Türkiye Cumhuriyeti kurulduğu tarihte ve bulunduğu coğrafyada başlı başına bir devrimi tarif ediyor. Kulların oluşturduğu ümmetten, vatandaşların oluşturduğu millete evrilen; bir insanın oksijen ihtiyacı gibi aydınlanmaya, haklara, özgürlüklere, eşitliğe, evrensel hukuka, ilerlemeye ihtiyaç duyan bir ülkenin devrimidir bu! Türkiye Cumhuriyeti’nin kuruluşunda aktif rol oynayan eğitimli, aydın, vatansever kadınların varlığı kadar, cumhuriyetin tüm ülke kadınlarına getirdiği hak, hukuk ve özgürlüklerin açtığı aydınlık yol da çok önemliydi kuşkusuz. Eğitim devrimiyle desteklenen bu aydınlanma kadın hakları konusunda, çağdaşı ülkelerin önünde kazanımlar getirdi; ancak karşı devrimle kesilen nefesi, bazı kadınların özgür ve eşit olmak istemiyoruz feryatları arasında, diğer tüm kadınlara yeterli, özgür alanlar açmaya yetmedi. O andan itibaren Cumhuriyetin özgür kadınlarına ve onlarla beraber yürüyen özgür erkeklerine, evrensel anlamda Toplumsal Cinsiyet Eşitliğinin peşinden gitmek düşüyor.
Gelişen dünya üstünde, değişen toplumsal ve özellikle işe bağlı dinamikler; kadınları artık sadece kendilerine verilen/verilmeyen hakları savunmaktan öte, içindeki toplumlarda, ister batıda, ister doğuda olsun; her bakımdan ve en önemlisi cinsel aidiyetten bağımsız, yaşayan ve çalışan özgür bireyler olmaları adına küresel bir çaba noktasına getirdi.

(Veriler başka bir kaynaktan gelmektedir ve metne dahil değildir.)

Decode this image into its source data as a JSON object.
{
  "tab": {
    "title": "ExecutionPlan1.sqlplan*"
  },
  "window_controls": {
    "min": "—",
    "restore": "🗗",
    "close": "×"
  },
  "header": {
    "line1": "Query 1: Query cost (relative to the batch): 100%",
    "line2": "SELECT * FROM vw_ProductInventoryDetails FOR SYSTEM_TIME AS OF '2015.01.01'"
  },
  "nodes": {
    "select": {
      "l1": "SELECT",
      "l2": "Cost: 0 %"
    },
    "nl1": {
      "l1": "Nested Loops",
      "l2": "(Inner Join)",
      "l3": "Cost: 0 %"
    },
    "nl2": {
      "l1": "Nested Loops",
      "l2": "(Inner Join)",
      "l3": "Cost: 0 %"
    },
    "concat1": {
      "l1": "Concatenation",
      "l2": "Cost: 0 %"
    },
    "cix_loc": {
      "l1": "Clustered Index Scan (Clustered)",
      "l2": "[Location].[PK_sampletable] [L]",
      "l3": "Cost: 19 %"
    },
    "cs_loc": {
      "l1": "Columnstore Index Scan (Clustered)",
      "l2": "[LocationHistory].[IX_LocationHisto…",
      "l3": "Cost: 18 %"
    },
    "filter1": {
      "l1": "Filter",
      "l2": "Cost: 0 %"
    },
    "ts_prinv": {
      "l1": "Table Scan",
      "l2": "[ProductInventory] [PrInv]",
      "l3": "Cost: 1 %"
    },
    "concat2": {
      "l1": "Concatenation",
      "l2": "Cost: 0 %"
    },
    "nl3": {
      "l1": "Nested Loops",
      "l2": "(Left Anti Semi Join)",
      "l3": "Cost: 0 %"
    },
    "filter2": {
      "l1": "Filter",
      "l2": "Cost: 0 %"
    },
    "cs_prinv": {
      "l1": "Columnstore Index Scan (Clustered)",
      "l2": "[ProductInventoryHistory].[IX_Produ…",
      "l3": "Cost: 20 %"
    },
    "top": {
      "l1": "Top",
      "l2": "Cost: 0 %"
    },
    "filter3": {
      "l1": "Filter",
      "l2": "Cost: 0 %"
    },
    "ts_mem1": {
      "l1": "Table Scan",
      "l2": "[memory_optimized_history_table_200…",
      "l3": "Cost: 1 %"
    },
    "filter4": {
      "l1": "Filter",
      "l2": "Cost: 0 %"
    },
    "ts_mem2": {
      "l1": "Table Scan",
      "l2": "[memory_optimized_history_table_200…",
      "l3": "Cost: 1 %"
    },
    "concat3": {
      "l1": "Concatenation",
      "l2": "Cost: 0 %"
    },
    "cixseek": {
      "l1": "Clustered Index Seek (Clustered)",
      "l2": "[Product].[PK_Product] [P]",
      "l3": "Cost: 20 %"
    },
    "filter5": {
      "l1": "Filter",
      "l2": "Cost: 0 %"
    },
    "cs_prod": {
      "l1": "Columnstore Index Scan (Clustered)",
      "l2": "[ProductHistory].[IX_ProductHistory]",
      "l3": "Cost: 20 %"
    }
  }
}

Bana göre Toplumsal Cinsiyet Eşitliği, cinsiyetten bağımsız bireysel eşitliği ifade eder. Kişinin cinsiyetinden, toplumun ona biçmiş olduğu rol ve sorumluluklar ile tanınmış olan az veya çok haklardan, cinsel özellikleri, tercihleri, yönelimlerinden bağımsız olarak salt kişisel özellikleri ve bireysel haklarıyla bulundukları bir alandır burası. Hiç kimsenin ayrımcılıkla örselenmediği, torpille desteklenmediği; ırk, inanç, sınıf ve cinsiyet ayrımlarının olmadığı bir üst kültürün habercisidir Toplumsal Cinsiyet Eşitliği mücadelesi. Bu mücadele bütün özgür kadınlar ve özgür erkekler için bir İnsanlık mücadelesidir.
Yarım bırakılmış aydınlanmanın yarattığı gri alanlarda, aldıkları eksik eğitim, toplumsal kabule dayalı örf ve adetler, dini, ahlaki referanslarla kafası karışmış kadınlar ve erkekleri bu konularda aydınlatmak, bilinçlendirmek, mücadeleye katmak çok önemli. Bu çabalar toplumun topyekün bilinçlenmesinin, özgürleşmesinin, eşit vatandaşlar olarak bir arada yaşamasının önünü açacaktır.
Benim de üyesi olmaktan memnuniyet duyduğum Yanındayız Derneği gibi kurum ve kuruluşlar sivil alanda bu farkındalıkların yaratılması için çok yararlı. Kadınların ve erkeklerin birlikte inisiyatif aldıkları bu gibi girişimler arttıkça da mücadelenin gücü artacaktır. Toplumlar içinde kendilerine biçilen rolü oynamak zorunda kalmayan eşit ve özgür kız çocukları, onlara aynı şekilde yaklaşan erkek çocukları dünyayı rollerin belirlendiği bir tiyatro sahnesi yerine yeniliklere açık, masalsı bir pastoral senfoni haline getirebilir.